As well as being affordable, one in five guests said that Airbnb offered a more local travel experience. Over half said their Airbnb listing enabled them to experience an area they probably wouldn’t have visited and over half say they took up their Host’s recommendation of a local business or place to visit. This helps disperse guests and benefits beyond hotel districts to local families and their communities. A 2021 study by Oxford Economics found that travel on Airbnb supports almost 345,000 EU jobs and generates nearly €19 billion GDP contribution through guest spending.
“As the cost of living crisis takes hold, everyday Europeans across the bloc are boosting their income by opening their homes on Airbnb,” said Juliette Langlais, Director of Policy at Airbnb. “Airbnb supports the EU’s work to update its rules and has put forward proposals that would unlock the benefits of hosting for families across the EU, while clamping down on speculators and giving governments the tools they need.”
As cost of living bites and families look for new ways to boost income, the EU is consulting on new harmonised EU rules for short-term rentals that could unlock the benefits of hosting. Many EU citizens are currently unable to benefit from the economic opportunities brought by home-sharing due to local rules that can be onerous and disproportionate – often because they are designed with large-scale tourism players in mind.

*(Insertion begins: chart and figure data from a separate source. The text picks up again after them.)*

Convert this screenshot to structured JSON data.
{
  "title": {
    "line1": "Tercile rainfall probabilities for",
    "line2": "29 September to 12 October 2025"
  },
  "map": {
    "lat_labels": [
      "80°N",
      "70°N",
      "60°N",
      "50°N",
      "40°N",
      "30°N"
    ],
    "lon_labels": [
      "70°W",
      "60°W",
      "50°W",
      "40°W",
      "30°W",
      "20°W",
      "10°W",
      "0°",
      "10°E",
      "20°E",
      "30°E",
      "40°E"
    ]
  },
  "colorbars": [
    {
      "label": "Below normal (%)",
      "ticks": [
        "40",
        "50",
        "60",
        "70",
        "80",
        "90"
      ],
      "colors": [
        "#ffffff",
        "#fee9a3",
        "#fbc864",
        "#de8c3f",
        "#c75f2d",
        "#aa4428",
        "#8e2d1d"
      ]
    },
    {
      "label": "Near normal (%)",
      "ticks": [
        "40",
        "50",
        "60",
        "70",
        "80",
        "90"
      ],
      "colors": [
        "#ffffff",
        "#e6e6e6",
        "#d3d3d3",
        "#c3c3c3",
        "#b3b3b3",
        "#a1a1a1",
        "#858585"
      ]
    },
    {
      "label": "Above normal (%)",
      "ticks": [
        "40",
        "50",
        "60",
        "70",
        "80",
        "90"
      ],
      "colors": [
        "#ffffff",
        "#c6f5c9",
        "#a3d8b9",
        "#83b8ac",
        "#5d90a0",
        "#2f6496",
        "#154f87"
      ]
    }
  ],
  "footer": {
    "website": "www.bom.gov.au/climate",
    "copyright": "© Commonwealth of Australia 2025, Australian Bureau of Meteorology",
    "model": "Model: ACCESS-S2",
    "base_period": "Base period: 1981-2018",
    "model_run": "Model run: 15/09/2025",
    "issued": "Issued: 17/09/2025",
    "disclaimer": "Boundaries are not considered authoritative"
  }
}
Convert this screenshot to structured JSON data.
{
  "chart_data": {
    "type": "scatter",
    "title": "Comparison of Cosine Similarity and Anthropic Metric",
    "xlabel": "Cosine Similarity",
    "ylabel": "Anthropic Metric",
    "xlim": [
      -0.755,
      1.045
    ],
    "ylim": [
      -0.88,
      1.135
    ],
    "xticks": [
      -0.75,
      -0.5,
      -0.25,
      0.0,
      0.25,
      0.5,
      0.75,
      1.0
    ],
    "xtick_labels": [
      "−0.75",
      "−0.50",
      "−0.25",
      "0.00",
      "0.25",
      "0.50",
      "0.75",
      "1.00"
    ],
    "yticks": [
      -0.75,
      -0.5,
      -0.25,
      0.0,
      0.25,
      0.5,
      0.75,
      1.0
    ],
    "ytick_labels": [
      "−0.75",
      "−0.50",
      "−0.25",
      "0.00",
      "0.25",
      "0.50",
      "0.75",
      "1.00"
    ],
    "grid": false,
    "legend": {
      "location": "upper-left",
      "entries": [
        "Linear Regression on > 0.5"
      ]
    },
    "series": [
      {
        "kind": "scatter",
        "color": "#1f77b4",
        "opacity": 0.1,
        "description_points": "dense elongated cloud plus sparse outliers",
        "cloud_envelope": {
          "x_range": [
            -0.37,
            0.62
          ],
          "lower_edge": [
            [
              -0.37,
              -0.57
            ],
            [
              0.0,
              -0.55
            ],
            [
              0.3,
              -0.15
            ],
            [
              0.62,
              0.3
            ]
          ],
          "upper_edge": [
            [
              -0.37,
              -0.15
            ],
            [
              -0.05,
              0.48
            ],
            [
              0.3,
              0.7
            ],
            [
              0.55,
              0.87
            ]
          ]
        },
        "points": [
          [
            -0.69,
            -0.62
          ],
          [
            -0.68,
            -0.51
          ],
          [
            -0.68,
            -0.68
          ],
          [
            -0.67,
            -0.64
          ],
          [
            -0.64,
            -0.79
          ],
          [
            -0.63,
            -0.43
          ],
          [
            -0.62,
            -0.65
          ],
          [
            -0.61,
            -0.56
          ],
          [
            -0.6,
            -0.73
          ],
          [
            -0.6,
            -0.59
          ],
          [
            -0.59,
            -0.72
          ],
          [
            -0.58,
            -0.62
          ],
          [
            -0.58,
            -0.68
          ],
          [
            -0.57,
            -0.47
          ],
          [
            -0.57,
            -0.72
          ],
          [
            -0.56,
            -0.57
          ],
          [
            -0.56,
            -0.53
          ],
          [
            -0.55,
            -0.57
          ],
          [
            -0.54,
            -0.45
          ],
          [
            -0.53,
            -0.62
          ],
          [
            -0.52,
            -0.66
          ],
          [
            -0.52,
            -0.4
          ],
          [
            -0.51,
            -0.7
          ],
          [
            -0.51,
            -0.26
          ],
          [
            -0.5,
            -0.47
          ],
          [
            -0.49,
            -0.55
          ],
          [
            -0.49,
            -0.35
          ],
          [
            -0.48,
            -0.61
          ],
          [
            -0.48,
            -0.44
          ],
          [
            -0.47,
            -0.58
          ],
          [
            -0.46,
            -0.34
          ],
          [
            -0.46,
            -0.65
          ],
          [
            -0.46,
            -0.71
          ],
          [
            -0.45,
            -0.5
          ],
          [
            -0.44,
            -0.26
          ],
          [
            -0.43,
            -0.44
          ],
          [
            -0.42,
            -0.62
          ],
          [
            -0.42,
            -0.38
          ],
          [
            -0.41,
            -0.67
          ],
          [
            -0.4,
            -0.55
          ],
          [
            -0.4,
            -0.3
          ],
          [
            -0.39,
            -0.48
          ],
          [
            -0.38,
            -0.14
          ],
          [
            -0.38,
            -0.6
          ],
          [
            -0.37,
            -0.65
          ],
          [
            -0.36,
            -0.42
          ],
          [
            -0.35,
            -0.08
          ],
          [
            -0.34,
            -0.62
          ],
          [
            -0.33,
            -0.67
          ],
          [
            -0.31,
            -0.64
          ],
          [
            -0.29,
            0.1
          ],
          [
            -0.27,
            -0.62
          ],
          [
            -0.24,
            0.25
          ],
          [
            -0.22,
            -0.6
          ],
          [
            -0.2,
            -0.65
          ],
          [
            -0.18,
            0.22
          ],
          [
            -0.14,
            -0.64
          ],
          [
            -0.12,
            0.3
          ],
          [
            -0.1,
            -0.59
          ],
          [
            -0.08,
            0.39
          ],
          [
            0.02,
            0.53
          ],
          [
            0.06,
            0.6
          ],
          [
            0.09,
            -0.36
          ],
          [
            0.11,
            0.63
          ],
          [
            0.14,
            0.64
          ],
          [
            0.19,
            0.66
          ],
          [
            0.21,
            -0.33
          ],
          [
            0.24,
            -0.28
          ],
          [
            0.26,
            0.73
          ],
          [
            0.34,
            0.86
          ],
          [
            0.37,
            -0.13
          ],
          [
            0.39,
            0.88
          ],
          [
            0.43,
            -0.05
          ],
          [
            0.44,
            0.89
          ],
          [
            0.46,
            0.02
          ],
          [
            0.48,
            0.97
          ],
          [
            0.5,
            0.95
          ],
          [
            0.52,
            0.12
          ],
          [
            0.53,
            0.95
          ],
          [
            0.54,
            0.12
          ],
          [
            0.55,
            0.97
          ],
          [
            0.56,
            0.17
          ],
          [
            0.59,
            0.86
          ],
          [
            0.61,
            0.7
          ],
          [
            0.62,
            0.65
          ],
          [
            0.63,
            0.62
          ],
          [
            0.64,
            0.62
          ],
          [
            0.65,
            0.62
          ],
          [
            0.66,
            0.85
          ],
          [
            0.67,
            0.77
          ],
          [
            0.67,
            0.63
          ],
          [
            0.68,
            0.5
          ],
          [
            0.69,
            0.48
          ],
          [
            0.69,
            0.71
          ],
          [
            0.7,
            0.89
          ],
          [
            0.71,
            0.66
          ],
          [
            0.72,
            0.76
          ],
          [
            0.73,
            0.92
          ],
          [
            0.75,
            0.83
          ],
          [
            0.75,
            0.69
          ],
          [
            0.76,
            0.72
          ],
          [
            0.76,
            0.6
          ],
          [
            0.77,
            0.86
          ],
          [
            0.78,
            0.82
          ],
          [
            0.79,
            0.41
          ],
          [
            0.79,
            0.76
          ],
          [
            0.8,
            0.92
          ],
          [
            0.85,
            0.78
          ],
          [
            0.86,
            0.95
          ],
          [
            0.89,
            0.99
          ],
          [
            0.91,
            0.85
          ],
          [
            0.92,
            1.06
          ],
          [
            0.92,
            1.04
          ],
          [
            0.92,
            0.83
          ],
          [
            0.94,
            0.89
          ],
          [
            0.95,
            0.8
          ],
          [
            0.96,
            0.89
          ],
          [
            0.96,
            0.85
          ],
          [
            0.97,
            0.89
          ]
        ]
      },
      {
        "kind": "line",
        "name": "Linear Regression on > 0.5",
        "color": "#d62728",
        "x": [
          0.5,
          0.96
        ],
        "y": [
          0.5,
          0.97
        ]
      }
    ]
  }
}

In response to the EU’s consultation, Airbnb has put forward proposals in The EU Host Action Plan, which the company launched in response to the EU Commission’s short-term rental initiative consultation. Airbnb’s proposed new rules support hosting for everyday Europeans while clamping down on speculators and giving governments the tools they need to tackle issues linked with overtourism.
Based on a survey of over 36,000 Hosts and nearly 38,000 Airbnb guests booked between June 1, 2021 and Dec. 31, 2021 and surveyed between February 17, 2022 and March 31, 2022. Margin of error under 2%.